Norihiko Kurazono connaît ses gammes de l’horreur sur le bout des doigts. Rock Of Destruction débute un peu comme Evil Dead (et ses innombrables imitations) avec un groupe de potes du lycée organisant un week-end d’enfer, non pas dans une cabane au fond des bois (ni un chalet au bord du lac) mais dans une grande villa très à l’écart de la ville. À vrai dire, ils ne se connaissent pas si bien que ça, certains — dont la jolie Milo — ayant été « recrutés » à la dernière minute pour que la fête soit plus folle. La nuit promet d’être longue, mais pas comme la bande l’avait espéré…

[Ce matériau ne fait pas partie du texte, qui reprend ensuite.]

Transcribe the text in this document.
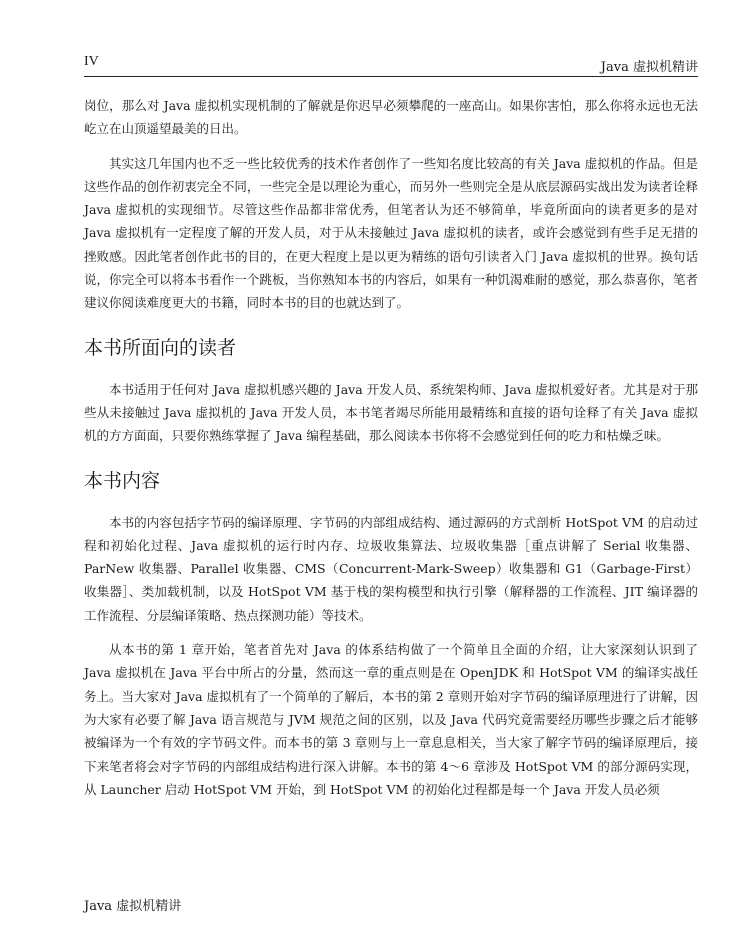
IV	Java 虚拟机精讲

岗位，那么对 Java 虚拟机实现机制的了解就是你迟早必须攀爬的一座高山。如果你害怕，那么你将永远也无法屹立在山顶遥望最美的日出。

其实这几年国内也不乏一些比较优秀的技术作者创作了一些知名度比较高的有关 Java 虚拟机的作品。但是这些作品的创作初衷完全不同，一些完全是以理论为重心，而另外一些则完全是从底层源码实战出发为读者诠释 Java 虚拟机的实现细节。尽管这些作品都非常优秀，但笔者认为还不够简单，毕竟所面向的读者更多的是对 Java 虚拟机有一定程度了解的开发人员，对于从未接触过 Java 虚拟机的读者，或许会感觉到有些手足无措的挫败感。因此笔者创作此书的目的，在更大程度上是以更为精练的语句引读者入门 Java 虚拟机的世界。换句话说，你完全可以将本书看作一个跳板，当你熟知本书的内容后，如果有一种饥渴难耐的感觉，那么恭喜你，笔者建议你阅读难度更大的书籍，同时本书的目的也就达到了。

本书所面向的读者

本书适用于任何对 Java 虚拟机感兴趣的 Java 开发人员、系统架构师、Java 虚拟机爱好者。尤其是对于那些从未接触过 Java 虚拟机的 Java 开发人员，本书笔者竭尽所能用最精练和直接的语句诠释了有关 Java 虚拟机的方方面面，只要你熟练掌握了 Java 编程基础，那么阅读本书你将不会感觉到任何的吃力和枯燥乏味。

本书内容

本书的内容包括字节码的编译原理、字节码的内部组成结构、通过源码的方式剖析 HotSpot VM 的启动过程和初始化过程、Java 虚拟机的运行时内存、垃圾收集算法、垃圾收集器［重点讲解了 Serial 收集器、ParNew 收集器、Parallel 收集器、CMS（Concurrent-Mark-Sweep）收集器和 G1（Garbage-First）收集器］、类加载机制，以及 HotSpot VM 基于栈的架构模型和执行引擎（解释器的工作流程、JIT 编译器的工作流程、分层编译策略、热点探测功能）等技术。

从本书的第 1 章开始，笔者首先对 Java 的体系结构做了一个简单且全面的介绍，让大家深刻认识到了 Java 虚拟机在 Java 平台中所占的分量，然而这一章的重点则是在 OpenJDK 和 HotSpot VM 的编译实战任务上。当大家对 Java 虚拟机有了一个简单的了解后，本书的第 2 章则开始对字节码的编译原理进行了讲解，因为大家有必要了解 Java 语言规范与 JVM 规范之间的区别，以及 Java 代码究竟需要经历哪些步骤之后才能够被编译为一个有效的字节码文件。而本书的第 3 章则与上一章息息相关，当大家了解字节码的编译原理后，接下来笔者将会对字节码的内部组成结构进行深入讲解。本书的第 4～6 章涉及 HotSpot VM 的部分源码实现，从 Launcher 启动 HotSpot VM 开始，到 HotSpot VM 的初始化过程都是每一个 Java 开发人员必须

Java 虚拟机精讲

On a mentionné Evil Dead, mais on pourrait tout aussi bien citer Silent Hill ou The Mist parmi les références/influences du manga, dans lequel une obscurité surnaturelle et brumeuse vient engloutir les personnages, vite aux prises avec des apparitions cauchemardesques à la Lovecraft surgissant des ténèbres pour les massacrer (et non sans vouloir violer les filles avec les traditionnels appendices tentaculaires de l’horreur nippone). Démarrant sur des bases connues, le récit s’avère tout de même plus d’une fois surprenant, par l’ambiance oppressante qu’il parvient à installer (la composition graphique est excellente, très cinématographique) et par le jusqu’au-boutisme de l’œuvre, cruelle avec tous les personnages, dont on ne donne vraiment pas cher de la peau. Il y a une dimension allégorique à tout ça : dans une postface de trois pages, l’auteur explique sa crainte de voir l’humanité bientôt supplantée par une forme d’intelligence supérieure (en l’occurrence l’intelligence artificielle), d’où cette histoire où une menace mortelle, surgissant à intervalles de plus en plus courts et s’en prenant à de plus en plus de gens, préfigure la déchéance de l’espèce humaine au profit d’êtres supérieurs voués à son extinction. Une prédiction que les futurologues les moins cool envisagent pour l’horizon 2045. Tremblez, pauvres lecteurs.
En librairie depuis le 20 mai 2021.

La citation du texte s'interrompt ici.